Love puts away the instruments
and takes off the silk robes. Our nakedness
together changes me completely.
Starting with 50-year-old prose translations by the British scholar A.J. Arberry, Barks takes liberties to make Rumi’s language more accessible and universal. Occasionally this results in more than subtle changes in meaning. In one mistake, documented by the independent scholar Ibrahim Gamard, Barks mistranslates the word “blind” as “blond” due to a typo in Arberry’s version—inadvertently turning a scene about the abandonment of those who don’t know God (“Bright-hearted companions, haste, despite all the blind ones, to home, to home!”) into a part about resisting sexual lures (“I know it’s tempting to stay and meet these blonde women”). In Rumi’s time, it’s hard to imagine that there were many women with yellow hair; there wasn’t even a word for it.
Barks’s wholesome soulfulness should be credited for bringing Rumi’s work to popularity, but in the process he leaves behind perhaps the most important part of the poems. “Rumi is not a great poet in spite of Islam,” says William Chittick, a Sufi literature scholar at Stony Brook University. “He’s a great poet because of Islam. It’s because he lived his religion fully that he became this great expositor on beauty and love.”
There’s a sense in Rumi’s poems that he is at his emotional limits, simultaneously ecstatic and exhausted. His faith seems desperate, and almost tangible. Such devotion is striking because it’s inspired by God, not by the promise of sex as it sometimes appears in the translations. “He was the most important religious figure of his day,” says Jawid Mojaddedi, an Afghan-born Rumi scholar at Rutgers, whose translation of Book Two of Rumi’s Masnavi came out this month. “And yet people are shocked to find out Rumi was Muslim; they assume he must have spent his life persecuted for his beliefs, hiding in some cave in Afghanistan. We talk of clash of civilizations, and yet there’s this link that needs to be spelled out.” (Rumi’s success in America has actually boosted his popularity, Mojaddedi says, in parts of the Middle East.)
But for many readers, Rumi’s Persian background has little bearing on the force of his poems. He has come to embody a kind of free-for-all American spirituality that has as much to do with Walt Whitman as Muhammad.
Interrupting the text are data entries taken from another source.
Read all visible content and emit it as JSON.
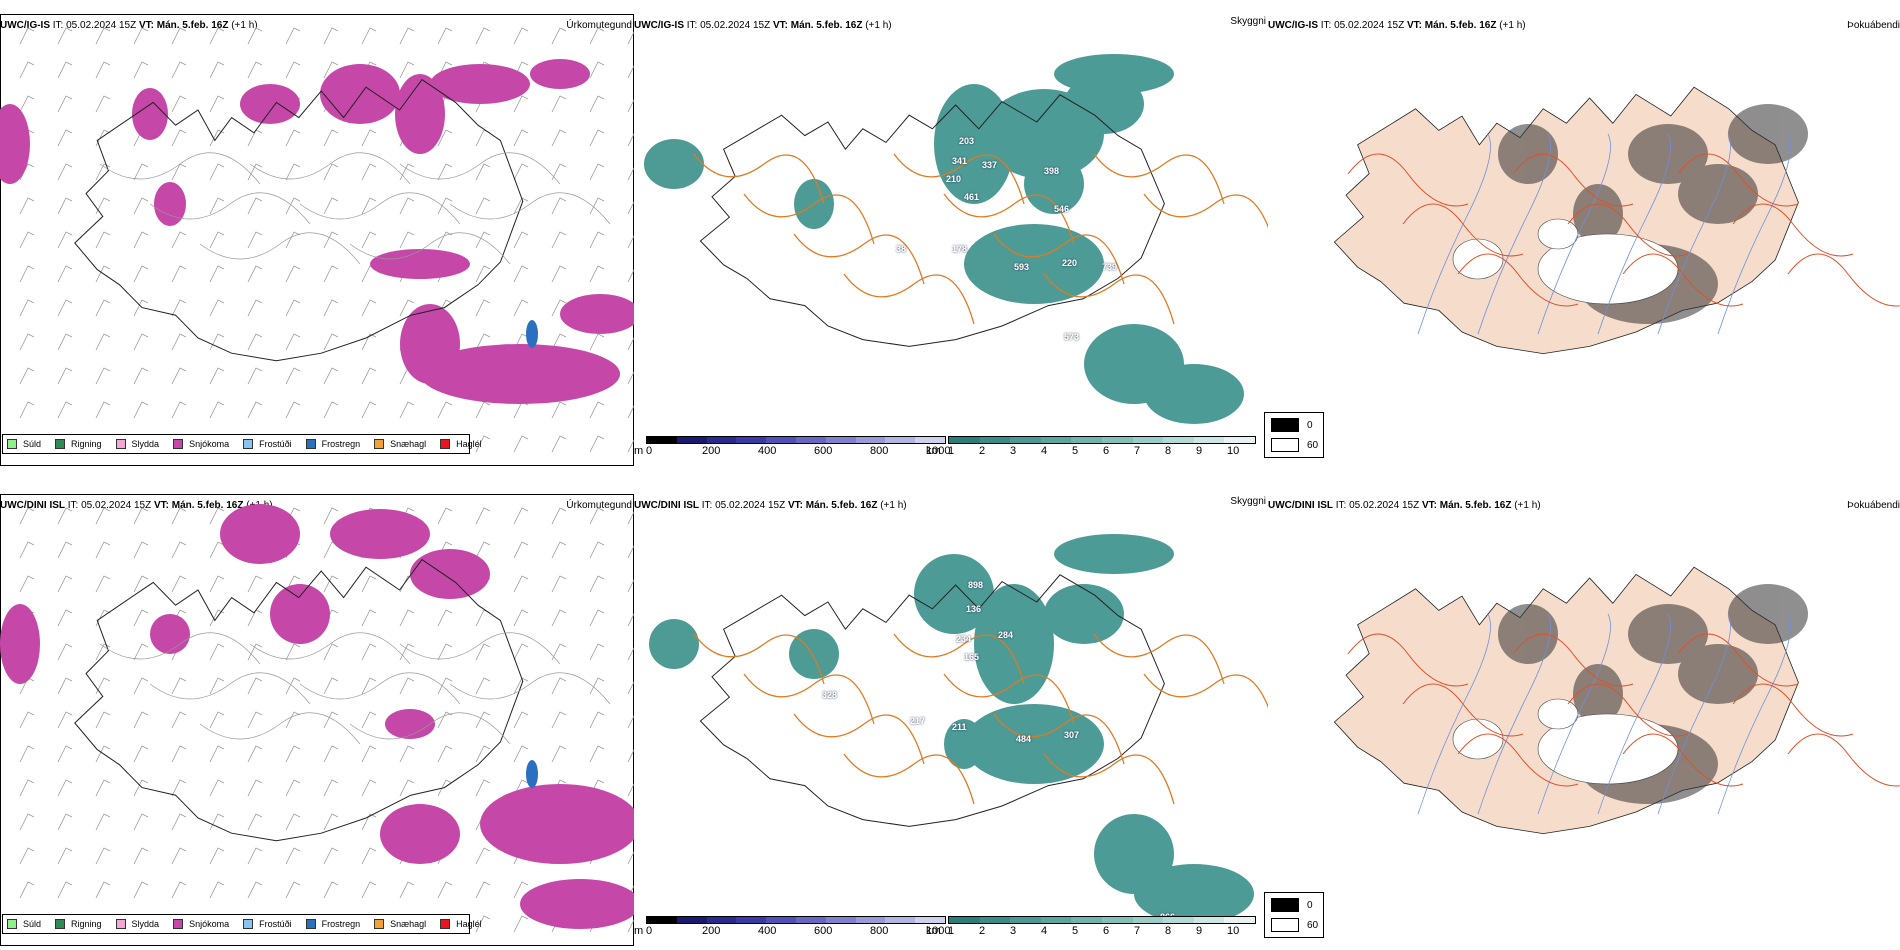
{
  "rows": [
    {
      "model": "UWC/IG-IS",
      "it_label": "IT:",
      "it_value": "05.02.2024 15Z",
      "vt_label": "VT:",
      "vt_value": "Mán. 5.feb. 16Z",
      "lead": "(+1 h)",
      "vis_labels": [
        "203",
        "341",
        "337",
        "210",
        "461",
        "398",
        "546",
        "178",
        "593",
        "220",
        "739",
        "573",
        "38"
      ]
    },
    {
      "model": "UWC/DINI ISL",
      "it_label": "IT:",
      "it_value": "05.02.2024 15Z",
      "vt_label": "VT:",
      "vt_value": "Mán. 5.feb. 16Z",
      "lead": "(+1 h)",
      "vis_labels": [
        "898",
        "136",
        "234",
        "284",
        "165",
        "328",
        "217",
        "211",
        "484",
        "307",
        "866"
      ]
    }
  ],
  "panel_titles": {
    "precip": "Úrkomutegund",
    "visibility": "Skyggni",
    "fog": "Þokuábendi"
  },
  "precip_legend": [
    {
      "label": "Súld",
      "color": "#90ee90"
    },
    {
      "label": "Rigning",
      "color": "#2e8b57"
    },
    {
      "label": "Slydda",
      "color": "#f4a6d7"
    },
    {
      "label": "Snjókoma",
      "color": "#c548a8"
    },
    {
      "label": "Frostúði",
      "color": "#87c4f0"
    },
    {
      "label": "Frostregn",
      "color": "#2a6fc0"
    },
    {
      "label": "Snæhagl",
      "color": "#f5a030"
    },
    {
      "label": "Haglél",
      "color": "#e8141e"
    }
  ],
  "height_bar": {
    "unit": "m",
    "ticks": [
      "0",
      "200",
      "400",
      "600",
      "800",
      "1000"
    ],
    "colors": [
      "#000000",
      "#1a1a6e",
      "#2a2a8e",
      "#3a3aa6",
      "#5050b8",
      "#6868c4",
      "#8080cc",
      "#9a9ad6",
      "#b4b4e0",
      "#d0d0ee"
    ]
  },
  "km_bar": {
    "unit": "km",
    "ticks": [
      "1",
      "2",
      "3",
      "4",
      "5",
      "6",
      "7",
      "8",
      "9",
      "10"
    ],
    "colors": [
      "#2a7f7a",
      "#3a8c86",
      "#4a9992",
      "#5ca69f",
      "#6fb3ac",
      "#84c0ba",
      "#9acdc8",
      "#b2dad6",
      "#cce7e4",
      "#e6f3f2"
    ]
  },
  "fog_legend": [
    {
      "label": "0",
      "color": "#000000"
    },
    {
      "label": "60",
      "color": "#ffffff"
    }
  ],
  "colors": {
    "snow": "#c548a8",
    "freezing_rain": "#2a6fc0",
    "visibility": "#2f8a84",
    "roads": "#e07a20",
    "fog_land": "#f5dccb",
    "fog_roads": "#e0502a",
    "fog_rivers": "#6f8fe0"
  }
}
Rumi’s work has become so universal that it can mean anything; readers use the poems for recreational self-discovery, finding in the lines whatever they wish. “It’s impossible to take Rumi out of context,” says Shahram Shiva, a Rumi translator and performance poet who regularly gives readings of Rumi’s poems, often in yoga studios. “Great art doesn’t need context,” he says. “The best thing for Beethoven’s popularity was when they put a disco beat behind Symphony no. 5.” Shiva recites Rumi to the accompaniment of flute, piccolo, piano, conch shell, and harmonica and belts out the lines in a deep, sultry Broadway voice. “Rumi’s one of the great creative beings on this planet,” he says, “a mixture of Mozart and Francis [of] Assisi, with a little Galileo thrown in, and maybe some Shakespeare and Dante.”
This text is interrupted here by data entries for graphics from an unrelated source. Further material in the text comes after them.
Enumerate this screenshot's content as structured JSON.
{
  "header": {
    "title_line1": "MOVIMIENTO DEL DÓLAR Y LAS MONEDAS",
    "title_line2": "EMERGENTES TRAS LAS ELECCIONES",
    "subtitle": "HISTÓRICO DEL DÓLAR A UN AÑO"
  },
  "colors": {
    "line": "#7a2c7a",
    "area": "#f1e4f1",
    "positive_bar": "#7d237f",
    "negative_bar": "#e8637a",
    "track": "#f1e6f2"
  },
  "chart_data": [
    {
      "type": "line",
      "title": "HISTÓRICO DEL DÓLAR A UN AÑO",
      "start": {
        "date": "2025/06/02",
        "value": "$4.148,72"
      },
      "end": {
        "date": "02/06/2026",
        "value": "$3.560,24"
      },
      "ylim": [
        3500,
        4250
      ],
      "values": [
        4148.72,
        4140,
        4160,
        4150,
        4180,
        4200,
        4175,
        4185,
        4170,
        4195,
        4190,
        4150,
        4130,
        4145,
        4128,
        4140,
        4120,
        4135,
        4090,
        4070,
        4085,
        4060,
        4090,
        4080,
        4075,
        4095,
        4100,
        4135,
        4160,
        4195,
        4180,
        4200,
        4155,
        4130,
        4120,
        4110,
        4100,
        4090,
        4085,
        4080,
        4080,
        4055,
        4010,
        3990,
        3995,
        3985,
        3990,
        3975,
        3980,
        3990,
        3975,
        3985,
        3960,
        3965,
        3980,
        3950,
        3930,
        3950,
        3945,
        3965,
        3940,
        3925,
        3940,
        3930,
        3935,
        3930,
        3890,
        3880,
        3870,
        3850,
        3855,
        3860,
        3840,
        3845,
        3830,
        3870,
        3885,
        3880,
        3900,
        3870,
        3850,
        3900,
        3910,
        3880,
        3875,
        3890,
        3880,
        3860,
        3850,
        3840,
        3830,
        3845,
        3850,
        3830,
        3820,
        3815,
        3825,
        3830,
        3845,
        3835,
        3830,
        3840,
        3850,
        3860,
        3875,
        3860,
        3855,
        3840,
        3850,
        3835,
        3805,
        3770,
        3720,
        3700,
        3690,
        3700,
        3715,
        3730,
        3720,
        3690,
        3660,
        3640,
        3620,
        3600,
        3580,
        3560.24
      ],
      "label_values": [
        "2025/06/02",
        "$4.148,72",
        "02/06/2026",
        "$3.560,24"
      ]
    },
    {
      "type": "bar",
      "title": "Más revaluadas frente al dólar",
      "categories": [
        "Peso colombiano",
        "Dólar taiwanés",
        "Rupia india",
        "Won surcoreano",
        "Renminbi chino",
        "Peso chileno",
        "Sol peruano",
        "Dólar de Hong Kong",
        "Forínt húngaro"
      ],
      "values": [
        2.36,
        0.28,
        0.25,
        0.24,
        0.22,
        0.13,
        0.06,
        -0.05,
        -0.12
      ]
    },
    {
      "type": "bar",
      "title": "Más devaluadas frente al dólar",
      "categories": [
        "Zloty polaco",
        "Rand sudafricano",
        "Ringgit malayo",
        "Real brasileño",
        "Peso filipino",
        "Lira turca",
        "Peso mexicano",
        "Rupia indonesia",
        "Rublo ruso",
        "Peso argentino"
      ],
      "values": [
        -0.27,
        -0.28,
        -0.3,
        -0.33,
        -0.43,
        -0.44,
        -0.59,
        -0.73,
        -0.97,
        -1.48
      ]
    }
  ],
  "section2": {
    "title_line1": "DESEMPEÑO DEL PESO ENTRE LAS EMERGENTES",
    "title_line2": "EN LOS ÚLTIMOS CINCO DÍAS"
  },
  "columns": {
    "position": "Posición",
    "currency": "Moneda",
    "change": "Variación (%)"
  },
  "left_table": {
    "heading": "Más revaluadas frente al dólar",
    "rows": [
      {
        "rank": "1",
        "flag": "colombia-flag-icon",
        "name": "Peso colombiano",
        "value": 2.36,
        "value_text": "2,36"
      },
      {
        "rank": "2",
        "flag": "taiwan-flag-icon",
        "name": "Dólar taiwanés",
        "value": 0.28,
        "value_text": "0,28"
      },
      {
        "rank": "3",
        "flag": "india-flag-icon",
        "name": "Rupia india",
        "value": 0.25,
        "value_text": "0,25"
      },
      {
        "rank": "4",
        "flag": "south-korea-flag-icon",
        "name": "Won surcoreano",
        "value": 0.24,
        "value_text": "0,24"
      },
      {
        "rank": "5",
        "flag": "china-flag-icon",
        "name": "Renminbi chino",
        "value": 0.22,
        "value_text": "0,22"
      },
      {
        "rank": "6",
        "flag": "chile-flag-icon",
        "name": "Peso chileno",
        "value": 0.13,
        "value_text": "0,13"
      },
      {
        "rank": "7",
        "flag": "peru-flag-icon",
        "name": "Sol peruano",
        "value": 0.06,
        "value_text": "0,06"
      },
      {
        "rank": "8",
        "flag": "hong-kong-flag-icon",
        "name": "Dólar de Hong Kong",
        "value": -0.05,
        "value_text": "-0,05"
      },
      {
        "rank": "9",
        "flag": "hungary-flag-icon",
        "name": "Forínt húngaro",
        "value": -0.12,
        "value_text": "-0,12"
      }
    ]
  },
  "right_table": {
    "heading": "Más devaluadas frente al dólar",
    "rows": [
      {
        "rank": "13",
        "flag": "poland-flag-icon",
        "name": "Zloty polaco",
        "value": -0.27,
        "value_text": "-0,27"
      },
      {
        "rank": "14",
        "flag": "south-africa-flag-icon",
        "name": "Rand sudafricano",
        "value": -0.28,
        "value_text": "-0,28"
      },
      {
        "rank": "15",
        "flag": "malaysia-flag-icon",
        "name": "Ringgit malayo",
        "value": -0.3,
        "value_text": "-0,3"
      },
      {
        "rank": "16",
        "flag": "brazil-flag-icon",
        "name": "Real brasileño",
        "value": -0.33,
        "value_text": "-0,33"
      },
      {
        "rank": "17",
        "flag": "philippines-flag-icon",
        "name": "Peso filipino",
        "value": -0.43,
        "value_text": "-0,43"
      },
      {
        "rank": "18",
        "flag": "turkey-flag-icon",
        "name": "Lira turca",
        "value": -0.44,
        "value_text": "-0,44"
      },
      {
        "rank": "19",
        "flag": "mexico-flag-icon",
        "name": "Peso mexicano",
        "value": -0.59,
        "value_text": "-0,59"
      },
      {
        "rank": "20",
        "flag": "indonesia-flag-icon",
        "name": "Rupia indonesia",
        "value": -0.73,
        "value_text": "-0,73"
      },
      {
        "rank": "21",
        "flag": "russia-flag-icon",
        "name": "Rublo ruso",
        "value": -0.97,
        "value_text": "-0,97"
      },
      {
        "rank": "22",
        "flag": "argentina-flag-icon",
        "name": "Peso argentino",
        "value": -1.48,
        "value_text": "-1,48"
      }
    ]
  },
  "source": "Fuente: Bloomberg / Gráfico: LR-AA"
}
In his most anthologized poems Rumi comes off as a saintly Tony Robbins, urging people to break barriers, stop worrying, touch the sky, make love, never surrender. It’s as if publishers worry that reading poetry is such a fragile enterprise that too much weight and context and not enough sex will scare everyone away. Helminski, who used to run a publishing company that put out Barks’s early books, noticed a consistent sensibility in the lines readers were requesting permission to quote: those suggesting that there’s no conventional morality, no such thing as ethical failure. The number one requested line was “Out beyond ideas of wrongdoing and rightdoing / there is a field. I’ll meet you there.” “Our culture is so shame-ridden that when someone comes along and says, ‘You’re OK,’ it’s a great relief,” says Helminski. “Americans still have an adolescent relationship with Rumi. It will take some maturing before we move beyond the clichés.”